One of my favorites from those days wouldn't just post, she posted novels and it flowed so well that I at times felt a bit overwhelmed. Best part was the planning to begin with and through the play. We had room for surprises towards one another and each others characters as well. Heck, when we weren't playing we were chatting. Sometimes on the net and sometimes on the phone. She had dozens of fellows trying to get into her cyber panties as well as in the real world and we would discuss just how funny some were. Had one so determined to basically cyber her that she rebuffed he decided she had to be a male! She sent him a lil audio clip of what she sounded like and sent me a copy as well. In it she spoke softly and with as much sexiness to her voice it made my bones quiver. Then as she finished speaking she then yelled into it something akin to 'And now you know I am a female, know also you will never, EVER have me!'

Oh that was so much fun. Wish I had a chance to keep in touch with her. She only had one phobia. Elevators.
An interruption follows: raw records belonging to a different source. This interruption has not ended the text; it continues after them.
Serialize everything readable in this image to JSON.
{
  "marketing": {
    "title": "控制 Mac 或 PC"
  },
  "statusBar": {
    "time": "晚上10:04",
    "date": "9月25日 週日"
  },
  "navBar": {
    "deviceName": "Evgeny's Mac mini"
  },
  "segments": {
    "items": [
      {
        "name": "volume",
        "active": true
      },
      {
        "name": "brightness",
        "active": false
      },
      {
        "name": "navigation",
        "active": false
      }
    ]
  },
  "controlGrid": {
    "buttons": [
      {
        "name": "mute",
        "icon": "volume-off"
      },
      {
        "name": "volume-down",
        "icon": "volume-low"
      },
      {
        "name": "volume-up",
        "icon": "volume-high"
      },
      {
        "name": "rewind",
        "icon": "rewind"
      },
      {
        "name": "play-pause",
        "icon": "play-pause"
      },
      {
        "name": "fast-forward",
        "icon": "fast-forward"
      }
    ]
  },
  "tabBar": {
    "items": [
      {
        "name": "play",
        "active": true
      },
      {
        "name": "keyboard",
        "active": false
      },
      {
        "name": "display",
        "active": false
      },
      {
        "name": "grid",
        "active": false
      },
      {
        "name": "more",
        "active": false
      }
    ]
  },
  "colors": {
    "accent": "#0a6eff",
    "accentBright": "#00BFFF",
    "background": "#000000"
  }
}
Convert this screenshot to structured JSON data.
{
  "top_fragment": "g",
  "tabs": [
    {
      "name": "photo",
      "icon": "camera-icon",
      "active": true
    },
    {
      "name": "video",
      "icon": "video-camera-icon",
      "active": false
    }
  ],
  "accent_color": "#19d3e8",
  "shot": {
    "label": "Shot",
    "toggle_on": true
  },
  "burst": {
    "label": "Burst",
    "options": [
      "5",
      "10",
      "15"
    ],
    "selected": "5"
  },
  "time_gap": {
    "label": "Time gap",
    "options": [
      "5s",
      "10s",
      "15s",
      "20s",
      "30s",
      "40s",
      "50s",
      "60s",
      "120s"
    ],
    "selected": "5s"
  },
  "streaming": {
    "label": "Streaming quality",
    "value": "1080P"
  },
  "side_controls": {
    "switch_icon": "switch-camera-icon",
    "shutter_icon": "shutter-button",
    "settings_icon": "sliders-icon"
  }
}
And of course each day when she got off work she would call me and want me to distract her while she rode that one in her work place. I told her to take the stairs, but it being five floors she would refuse with adamantine will. So I would persuade her to pay the utmost attention to me. Which was something unique because our conversations would all but turn into a game of verbal sex. With that we later recorded a verbal session between us and split the makings two ways when we sold it to a company that sold peoples sexual encounters.

Alas though losing her was yet another thing I regret with the loss of my legs. Though I do hope wherever she is, that she is happy and her needs are met. Though I also hope she gets stuck in an elevator with me one day..lol Now though it's time for me to do a bit of cooking. Making a bit of chicken parm today and have to let the egg wash settle after stirring in the dry ingredients. Seems that's the best way to really draw out the flavors of spices. Hope the rest of my day is as easy as the first.